By Salma Abdelnour Posted August 30, 2007

There's a strange, cinematic kind of light in certain Nolita restaurants. I first noticed it after moving to the neighborhood in the mid-'90s, when I'd sit at a stool at Rice's original Mott Street branch, eating Vietnamese lemongrass chicken and staring out the window. Rice was one of the few businesses on the block at the time, and at night all the streets around it—Mulberry, Elizabeth, Prince—had barely any pedestrians. Even the sidewalks seemed lit by a ghostly film production crew.

Since I moved back to the area in the late '90s—with less early-bird cred this time around—I've noticed that light in a few places that opened on those blocks. It's not just the dim, sexy glow you'll get in any bistro with a half-decent sense of atmosphere; there's something more uncanny about Nolita lighting. Lovely Day definitely has it; Epistrophy too. Some now-defunct places also did, like Bistrot Margot on Prince Street, and Bread and Butter, which made the best BLTs I've ever had.
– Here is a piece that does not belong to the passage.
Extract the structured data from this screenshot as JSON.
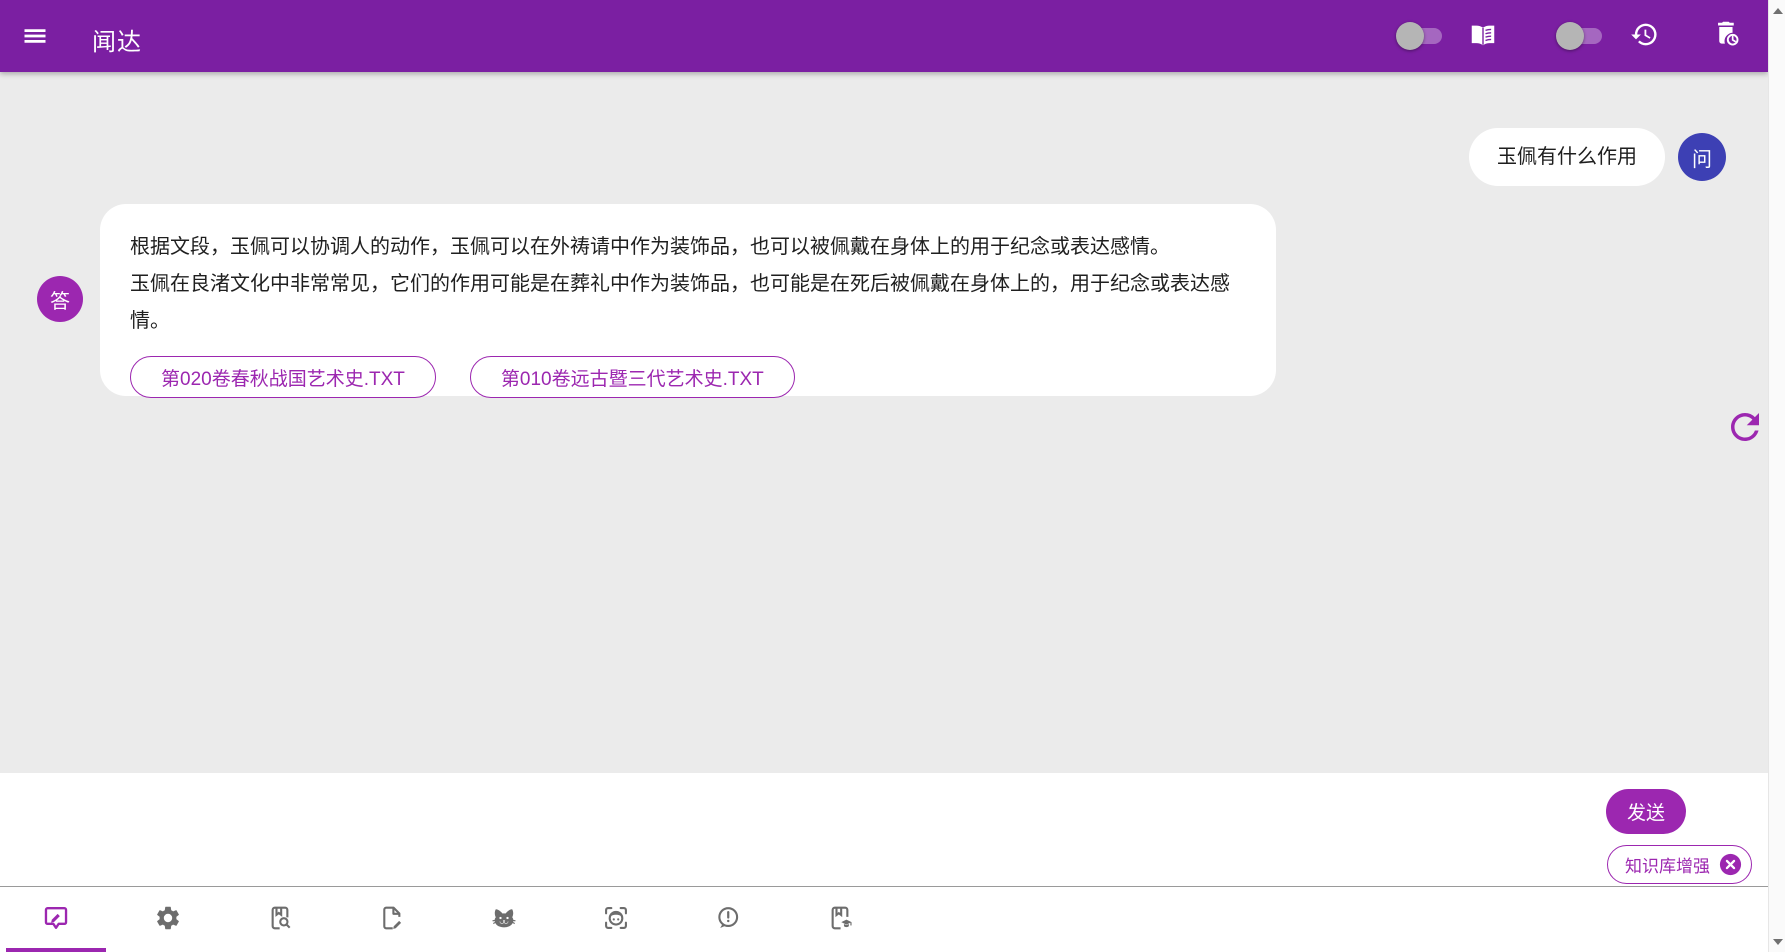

At The American, an aggressively stylized diner that appeared without much fanfare at 235 Mulberry earlier this year, the light is as Nolita as the staff: pouty, great-looking Europeans who drape themselves on the Hopperesque barstools when business is slow. Just like it can take an outsider to articulate certain elements of a culture (Cf. Tocqueville), The American uses its expat soul to advantage. The food is by no means flawless, but I've had tasty milkshakes and cheeseburgers here—topped with just Vermont cheddar or bacon, or with mushrooms and Fontina. I've also had a weird, absurd-sounding but oddly compelling take on a chicken fried steak—served schnitzel-style with a lemon wedge, and nowhere-style with a spicy celery-and-radish salad on the side. The food isn't all-American (or all-quasi-American): For instance there's a lovely salad of braised octopus, chickpea, mint and radicchio. The organizing principle, when not retro-Americana, is simple food you can eat languidly while reading the paper.

The American does depart from the Nolita ethic one one count: It opens at 8am, scandalously early for the 'hood. But you won't find the ghostly lighting at that hour—just omelettes, breakfast burritos, and the classic "lumberjack breakfast" of eggs, sausage and pancakes. If there are any real lumberjacks here though, they're well-camouflaged in Ksubi jeans and Tom Ford shades.